Day 394 – “Take a deep breath”



Current Recovery (Sunday, 23 December 2007)
Day 394 – “Take a deep breath”


It is actually amusing if you think about it. I’m in my late 20’s and for my entire life I’ve been under my parents’ roof. They cared for me, cooked for me, cleaned and ironed for me. They gave me what I needed and even sometimes what I didn’t need. Even when the idiotic things I did got me in trouble with the law more than once my parents were still there to bail me out and help me through it. It is safe to say that most of my life has been smooth sailing with endless help from my parents… that is of course, until now!

I got this news a while back but first had to make sure it wasn’t just talk and had to inform my friends and family before I posted it here on the blog. I am being transferred to another part of the company. It is a chance of a lifetime really, one I won’t easily get again. The line of work is right up my alley and it is a brilliant opportunity to show what I’m capable off. The catch is it is almost 400 km’s from where I am staying now! That is 400 km’s from everything I know, love and have grown comfortable with.

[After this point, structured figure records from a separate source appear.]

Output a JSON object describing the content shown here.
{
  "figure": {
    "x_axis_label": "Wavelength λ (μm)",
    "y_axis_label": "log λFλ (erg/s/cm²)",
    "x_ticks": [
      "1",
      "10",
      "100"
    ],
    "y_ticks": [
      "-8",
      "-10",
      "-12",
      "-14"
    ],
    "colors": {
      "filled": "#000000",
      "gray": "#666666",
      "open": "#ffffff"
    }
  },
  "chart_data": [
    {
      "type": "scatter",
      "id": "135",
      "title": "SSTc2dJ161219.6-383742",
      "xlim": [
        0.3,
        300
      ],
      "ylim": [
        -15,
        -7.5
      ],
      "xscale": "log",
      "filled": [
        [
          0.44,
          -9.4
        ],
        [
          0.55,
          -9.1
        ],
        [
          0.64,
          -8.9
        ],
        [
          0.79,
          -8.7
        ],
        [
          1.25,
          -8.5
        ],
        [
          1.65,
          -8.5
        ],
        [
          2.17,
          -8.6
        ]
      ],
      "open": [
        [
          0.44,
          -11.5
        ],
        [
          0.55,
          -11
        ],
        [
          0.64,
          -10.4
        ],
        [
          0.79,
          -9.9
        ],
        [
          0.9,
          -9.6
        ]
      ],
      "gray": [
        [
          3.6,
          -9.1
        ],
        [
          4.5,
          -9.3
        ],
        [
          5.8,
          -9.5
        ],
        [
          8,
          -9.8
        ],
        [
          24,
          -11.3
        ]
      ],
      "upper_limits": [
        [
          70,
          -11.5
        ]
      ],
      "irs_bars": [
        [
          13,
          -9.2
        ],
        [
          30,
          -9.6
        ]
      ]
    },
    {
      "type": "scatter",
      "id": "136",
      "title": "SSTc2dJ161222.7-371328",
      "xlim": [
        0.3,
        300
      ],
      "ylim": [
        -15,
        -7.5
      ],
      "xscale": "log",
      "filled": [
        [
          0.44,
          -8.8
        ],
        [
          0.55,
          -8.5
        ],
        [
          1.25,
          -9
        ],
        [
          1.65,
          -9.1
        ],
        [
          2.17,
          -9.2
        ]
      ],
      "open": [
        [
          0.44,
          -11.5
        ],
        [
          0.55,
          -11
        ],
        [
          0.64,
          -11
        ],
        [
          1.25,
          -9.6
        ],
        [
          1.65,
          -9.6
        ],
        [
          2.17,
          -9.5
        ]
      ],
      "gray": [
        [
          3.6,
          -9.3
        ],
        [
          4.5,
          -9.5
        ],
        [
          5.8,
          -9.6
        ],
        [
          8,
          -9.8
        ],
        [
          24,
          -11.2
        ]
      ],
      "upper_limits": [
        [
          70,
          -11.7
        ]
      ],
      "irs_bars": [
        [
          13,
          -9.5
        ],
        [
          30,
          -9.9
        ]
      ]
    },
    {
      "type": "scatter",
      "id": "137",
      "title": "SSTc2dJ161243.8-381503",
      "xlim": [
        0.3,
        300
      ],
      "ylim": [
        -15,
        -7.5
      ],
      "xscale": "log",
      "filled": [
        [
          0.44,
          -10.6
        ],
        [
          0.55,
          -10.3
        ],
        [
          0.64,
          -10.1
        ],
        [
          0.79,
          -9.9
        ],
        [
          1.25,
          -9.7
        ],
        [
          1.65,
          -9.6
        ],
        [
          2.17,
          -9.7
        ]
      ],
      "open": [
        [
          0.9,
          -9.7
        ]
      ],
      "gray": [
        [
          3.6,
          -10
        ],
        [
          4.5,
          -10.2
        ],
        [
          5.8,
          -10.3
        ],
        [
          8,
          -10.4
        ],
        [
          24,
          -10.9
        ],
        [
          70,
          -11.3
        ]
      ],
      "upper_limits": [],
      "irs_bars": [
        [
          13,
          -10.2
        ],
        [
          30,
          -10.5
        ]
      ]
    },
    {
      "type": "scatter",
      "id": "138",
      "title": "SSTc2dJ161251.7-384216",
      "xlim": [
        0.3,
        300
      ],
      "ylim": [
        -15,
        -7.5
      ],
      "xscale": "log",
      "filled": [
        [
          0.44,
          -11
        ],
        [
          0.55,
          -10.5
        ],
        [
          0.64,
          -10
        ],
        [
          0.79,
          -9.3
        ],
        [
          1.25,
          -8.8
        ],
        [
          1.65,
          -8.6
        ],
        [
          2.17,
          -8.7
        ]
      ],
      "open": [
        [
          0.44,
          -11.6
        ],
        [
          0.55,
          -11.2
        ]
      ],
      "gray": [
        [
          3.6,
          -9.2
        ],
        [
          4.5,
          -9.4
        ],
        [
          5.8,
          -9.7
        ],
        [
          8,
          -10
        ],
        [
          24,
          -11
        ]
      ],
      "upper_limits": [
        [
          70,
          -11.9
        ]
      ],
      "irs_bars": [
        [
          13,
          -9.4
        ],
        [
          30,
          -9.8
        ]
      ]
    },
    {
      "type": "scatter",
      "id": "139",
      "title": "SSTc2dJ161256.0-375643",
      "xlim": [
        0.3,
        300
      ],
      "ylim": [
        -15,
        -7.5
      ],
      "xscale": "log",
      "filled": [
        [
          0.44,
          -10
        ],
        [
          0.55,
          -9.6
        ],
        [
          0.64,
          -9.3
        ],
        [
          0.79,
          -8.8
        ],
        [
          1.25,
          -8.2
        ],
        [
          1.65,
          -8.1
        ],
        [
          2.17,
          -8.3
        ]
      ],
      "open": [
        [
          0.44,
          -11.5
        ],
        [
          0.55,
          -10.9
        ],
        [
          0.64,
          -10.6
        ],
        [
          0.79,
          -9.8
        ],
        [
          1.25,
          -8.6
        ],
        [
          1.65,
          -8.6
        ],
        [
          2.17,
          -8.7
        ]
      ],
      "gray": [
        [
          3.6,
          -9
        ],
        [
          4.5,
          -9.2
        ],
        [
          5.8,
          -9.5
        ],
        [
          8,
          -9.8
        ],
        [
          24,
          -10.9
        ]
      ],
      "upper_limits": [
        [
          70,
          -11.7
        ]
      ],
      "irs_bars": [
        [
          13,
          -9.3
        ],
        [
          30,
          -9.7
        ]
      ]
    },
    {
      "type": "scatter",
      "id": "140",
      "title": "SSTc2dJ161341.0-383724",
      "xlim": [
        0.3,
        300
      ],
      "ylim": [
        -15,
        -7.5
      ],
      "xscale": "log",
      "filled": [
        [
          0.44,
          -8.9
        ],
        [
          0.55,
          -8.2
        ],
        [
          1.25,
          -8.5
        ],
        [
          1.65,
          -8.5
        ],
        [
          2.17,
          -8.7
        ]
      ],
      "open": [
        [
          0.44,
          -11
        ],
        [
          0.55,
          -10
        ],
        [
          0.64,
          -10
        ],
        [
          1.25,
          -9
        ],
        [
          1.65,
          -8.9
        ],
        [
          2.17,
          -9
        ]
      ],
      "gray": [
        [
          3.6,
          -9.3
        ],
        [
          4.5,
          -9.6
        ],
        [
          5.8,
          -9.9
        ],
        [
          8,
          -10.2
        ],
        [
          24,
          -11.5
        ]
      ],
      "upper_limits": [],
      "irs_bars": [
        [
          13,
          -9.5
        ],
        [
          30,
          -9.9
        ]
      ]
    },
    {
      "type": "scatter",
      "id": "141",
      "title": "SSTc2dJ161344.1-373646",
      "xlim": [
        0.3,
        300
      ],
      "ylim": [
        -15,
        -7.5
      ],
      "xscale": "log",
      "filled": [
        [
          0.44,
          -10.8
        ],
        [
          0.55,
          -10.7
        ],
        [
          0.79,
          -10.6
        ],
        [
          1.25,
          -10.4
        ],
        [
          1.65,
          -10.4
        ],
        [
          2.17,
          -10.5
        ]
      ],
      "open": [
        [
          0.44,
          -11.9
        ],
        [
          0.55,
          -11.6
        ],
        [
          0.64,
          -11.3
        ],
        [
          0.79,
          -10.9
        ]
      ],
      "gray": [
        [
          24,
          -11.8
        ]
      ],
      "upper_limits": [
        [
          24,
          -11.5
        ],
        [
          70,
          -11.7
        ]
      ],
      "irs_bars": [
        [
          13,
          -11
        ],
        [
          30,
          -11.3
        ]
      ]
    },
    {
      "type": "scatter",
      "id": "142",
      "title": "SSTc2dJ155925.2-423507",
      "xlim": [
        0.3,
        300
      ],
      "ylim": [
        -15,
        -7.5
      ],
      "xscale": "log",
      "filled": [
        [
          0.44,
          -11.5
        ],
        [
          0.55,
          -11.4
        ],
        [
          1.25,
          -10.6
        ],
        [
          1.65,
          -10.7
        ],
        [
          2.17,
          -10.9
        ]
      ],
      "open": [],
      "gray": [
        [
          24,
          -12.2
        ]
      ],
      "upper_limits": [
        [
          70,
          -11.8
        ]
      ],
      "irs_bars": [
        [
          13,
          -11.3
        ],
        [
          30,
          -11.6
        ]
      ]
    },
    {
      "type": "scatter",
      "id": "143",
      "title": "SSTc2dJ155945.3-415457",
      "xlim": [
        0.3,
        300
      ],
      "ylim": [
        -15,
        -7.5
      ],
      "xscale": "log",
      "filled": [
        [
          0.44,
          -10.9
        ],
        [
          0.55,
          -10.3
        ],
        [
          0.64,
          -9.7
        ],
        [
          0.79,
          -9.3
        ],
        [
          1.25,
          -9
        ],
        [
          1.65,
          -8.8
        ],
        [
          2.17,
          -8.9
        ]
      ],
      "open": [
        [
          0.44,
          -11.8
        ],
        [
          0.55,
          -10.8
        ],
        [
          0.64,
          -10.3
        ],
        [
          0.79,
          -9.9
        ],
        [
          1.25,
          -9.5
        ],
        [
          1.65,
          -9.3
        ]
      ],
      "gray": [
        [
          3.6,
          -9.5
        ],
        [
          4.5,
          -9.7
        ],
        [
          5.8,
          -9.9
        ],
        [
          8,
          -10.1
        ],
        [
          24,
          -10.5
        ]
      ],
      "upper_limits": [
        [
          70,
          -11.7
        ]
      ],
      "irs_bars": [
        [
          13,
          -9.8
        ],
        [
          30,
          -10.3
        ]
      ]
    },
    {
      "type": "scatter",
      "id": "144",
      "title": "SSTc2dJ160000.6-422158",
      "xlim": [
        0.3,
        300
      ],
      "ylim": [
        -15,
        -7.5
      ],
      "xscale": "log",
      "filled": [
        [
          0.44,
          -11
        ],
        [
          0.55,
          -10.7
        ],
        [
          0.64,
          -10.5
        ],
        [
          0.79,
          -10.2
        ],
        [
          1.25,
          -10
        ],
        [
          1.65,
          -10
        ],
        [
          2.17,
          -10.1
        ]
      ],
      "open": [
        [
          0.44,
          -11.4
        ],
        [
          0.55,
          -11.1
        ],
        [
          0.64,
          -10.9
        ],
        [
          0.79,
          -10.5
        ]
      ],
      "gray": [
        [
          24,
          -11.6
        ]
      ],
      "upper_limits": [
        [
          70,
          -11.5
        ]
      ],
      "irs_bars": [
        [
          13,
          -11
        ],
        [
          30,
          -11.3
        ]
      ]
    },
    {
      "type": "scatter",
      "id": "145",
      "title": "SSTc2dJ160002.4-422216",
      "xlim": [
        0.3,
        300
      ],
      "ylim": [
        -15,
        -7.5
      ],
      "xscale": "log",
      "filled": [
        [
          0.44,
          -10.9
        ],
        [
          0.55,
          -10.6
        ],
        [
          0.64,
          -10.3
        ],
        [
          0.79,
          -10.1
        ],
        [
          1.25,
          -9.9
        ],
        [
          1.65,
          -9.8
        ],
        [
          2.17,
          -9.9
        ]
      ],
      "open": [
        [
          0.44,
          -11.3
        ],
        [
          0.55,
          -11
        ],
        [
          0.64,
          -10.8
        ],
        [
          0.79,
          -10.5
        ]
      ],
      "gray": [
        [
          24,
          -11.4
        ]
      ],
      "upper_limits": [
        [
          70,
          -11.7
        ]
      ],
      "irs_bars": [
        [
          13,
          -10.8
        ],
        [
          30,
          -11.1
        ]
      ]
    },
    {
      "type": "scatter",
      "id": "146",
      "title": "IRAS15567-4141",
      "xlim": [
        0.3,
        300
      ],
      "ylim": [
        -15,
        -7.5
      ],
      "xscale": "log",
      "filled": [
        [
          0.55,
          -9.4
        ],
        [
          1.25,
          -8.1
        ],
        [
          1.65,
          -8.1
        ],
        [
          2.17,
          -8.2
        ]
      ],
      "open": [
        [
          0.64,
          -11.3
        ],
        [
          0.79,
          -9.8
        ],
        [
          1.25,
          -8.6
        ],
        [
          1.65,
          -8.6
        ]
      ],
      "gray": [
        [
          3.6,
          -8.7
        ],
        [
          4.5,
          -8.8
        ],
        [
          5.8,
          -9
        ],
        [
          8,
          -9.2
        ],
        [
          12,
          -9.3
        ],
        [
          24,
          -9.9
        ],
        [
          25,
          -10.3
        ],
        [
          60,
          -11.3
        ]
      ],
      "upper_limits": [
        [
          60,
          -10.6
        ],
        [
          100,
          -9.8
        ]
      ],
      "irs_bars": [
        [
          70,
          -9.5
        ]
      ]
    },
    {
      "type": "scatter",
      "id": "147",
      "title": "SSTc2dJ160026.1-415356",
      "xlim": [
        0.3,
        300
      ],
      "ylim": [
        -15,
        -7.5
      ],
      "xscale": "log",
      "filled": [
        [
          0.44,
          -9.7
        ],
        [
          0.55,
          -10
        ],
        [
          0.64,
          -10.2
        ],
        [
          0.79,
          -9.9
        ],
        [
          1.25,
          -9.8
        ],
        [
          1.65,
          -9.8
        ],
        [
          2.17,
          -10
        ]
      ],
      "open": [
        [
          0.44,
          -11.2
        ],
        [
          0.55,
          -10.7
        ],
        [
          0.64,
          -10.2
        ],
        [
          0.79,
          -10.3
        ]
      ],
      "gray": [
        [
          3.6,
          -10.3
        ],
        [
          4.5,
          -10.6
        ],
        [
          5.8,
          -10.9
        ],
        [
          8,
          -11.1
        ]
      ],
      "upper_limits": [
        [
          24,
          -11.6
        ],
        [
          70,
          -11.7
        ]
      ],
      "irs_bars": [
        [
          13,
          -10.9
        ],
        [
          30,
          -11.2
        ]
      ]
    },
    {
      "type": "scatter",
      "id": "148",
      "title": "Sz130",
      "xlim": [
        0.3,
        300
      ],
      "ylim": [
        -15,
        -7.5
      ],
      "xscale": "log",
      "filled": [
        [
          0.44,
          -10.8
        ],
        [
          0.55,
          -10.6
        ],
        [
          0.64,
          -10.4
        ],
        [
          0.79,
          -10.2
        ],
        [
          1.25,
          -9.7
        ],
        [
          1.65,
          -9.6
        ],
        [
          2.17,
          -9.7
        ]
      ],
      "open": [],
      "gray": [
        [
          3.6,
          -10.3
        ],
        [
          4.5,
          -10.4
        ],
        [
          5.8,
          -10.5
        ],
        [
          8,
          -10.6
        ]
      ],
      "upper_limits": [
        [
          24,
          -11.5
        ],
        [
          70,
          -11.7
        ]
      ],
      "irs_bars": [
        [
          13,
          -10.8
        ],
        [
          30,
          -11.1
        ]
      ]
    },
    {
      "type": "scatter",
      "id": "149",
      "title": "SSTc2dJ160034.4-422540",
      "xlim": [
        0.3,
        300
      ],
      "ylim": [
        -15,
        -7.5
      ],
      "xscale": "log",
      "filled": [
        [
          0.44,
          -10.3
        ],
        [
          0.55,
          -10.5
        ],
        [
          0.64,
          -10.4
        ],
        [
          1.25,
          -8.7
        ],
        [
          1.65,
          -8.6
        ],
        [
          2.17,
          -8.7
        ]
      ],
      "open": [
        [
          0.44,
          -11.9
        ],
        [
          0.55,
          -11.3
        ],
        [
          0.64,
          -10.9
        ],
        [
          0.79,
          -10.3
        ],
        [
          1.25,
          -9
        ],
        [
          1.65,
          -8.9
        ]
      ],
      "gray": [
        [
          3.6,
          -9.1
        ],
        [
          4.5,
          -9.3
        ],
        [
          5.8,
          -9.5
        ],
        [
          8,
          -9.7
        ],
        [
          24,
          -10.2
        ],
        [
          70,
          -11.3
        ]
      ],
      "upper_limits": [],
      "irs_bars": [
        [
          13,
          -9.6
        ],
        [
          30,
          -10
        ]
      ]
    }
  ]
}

The important thing however is not so much the distance as the fact that I will be staying on my own! For the first time in my life I will be out from underneath my parent’s roof. No longer under their guidance or their supervision. Some would say it is about time and I guess I would have to agree that not only do I need to experience life on my own with more responsibility but I need to give my parent’s some of their life back. On the other hand it is painfully obvious that I am not an average 27 year old and staying on my own brings obstacles to my life that most can not even imagine.

One thing is for sure, this can be the greatest thing to ever happen in my life. This is a perfect opportunity to find out who and what I am and where I am going with my life. It is also a recipe for complete disaster and if managed incorrectly will lead to my downfall in many ways. The next few months will make out a critical part of how the rest of my life will go and I know that many people will spend their days holding their breath watching how I handle it.

Come to think of it… it is not so amusing after all!